Arbeitsrecht 2027: Befristung bis 48 Monate und neue Kündigungsregeln
Veröffentlicht am: 04.08.2026 um 07:30 Uhr | Redaktion boerse-global.de
Die dynamische Entwicklung der rechtlichen Rahmenbedingungen in Deutschland stellt Personalabteilungen vor wachsende Herausforderungen.
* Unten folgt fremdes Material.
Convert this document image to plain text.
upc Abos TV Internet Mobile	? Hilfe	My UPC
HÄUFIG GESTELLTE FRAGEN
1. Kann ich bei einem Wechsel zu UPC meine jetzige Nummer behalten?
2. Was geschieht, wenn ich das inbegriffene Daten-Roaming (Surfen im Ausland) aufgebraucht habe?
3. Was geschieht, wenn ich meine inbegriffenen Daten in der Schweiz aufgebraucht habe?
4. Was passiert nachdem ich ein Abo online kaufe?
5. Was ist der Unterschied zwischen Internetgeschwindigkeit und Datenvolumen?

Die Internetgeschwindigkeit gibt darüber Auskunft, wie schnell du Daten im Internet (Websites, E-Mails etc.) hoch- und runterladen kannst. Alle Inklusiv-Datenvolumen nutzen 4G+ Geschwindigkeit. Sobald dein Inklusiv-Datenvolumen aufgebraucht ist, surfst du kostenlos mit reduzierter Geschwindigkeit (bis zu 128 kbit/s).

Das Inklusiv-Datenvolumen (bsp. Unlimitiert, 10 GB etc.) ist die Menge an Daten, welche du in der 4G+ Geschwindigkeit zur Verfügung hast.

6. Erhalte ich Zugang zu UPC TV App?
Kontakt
Mit dem Beginn neuer Intensiv-Workshops im August 2026 reagiert die mgp Akademie auf den gestiegenen Informationsbedarf, der aus weitreichenden gesetzlichen Neuregelungen und technologischen Transformationen resultiert. Die Veranstaltungen, die von Fachanwälten für Arbeitsrecht geleitet werden, zielen darauf ab, HR-Verantwortliche auf die anstehenden Reformen vorzubereiten.
Arbeitsrechtsreformen: Flexibilisierung und neue Grenzwerte
Ein zentraler Aspekt der aktuellen Fachdebatte ist das im Juli 2026 vorgestellte Koalitionspaket. Dieses sieht signifikante Änderungen bei Befristungen und im Kündigungsschutz vor. Unternehmen sollen demnach die Möglichkeit erhalten, Arbeitsverhältnisse bis Ende 2030 ohne Sachgrund für bis zu 48 Monate zu befristen, wobei bis zu sechs Verlängerungen zulässig sind. Eine weitere Zäsur stellt die geplante Abschaffung des Schriftformerfordernisses zum 1. Januar 2027 dar.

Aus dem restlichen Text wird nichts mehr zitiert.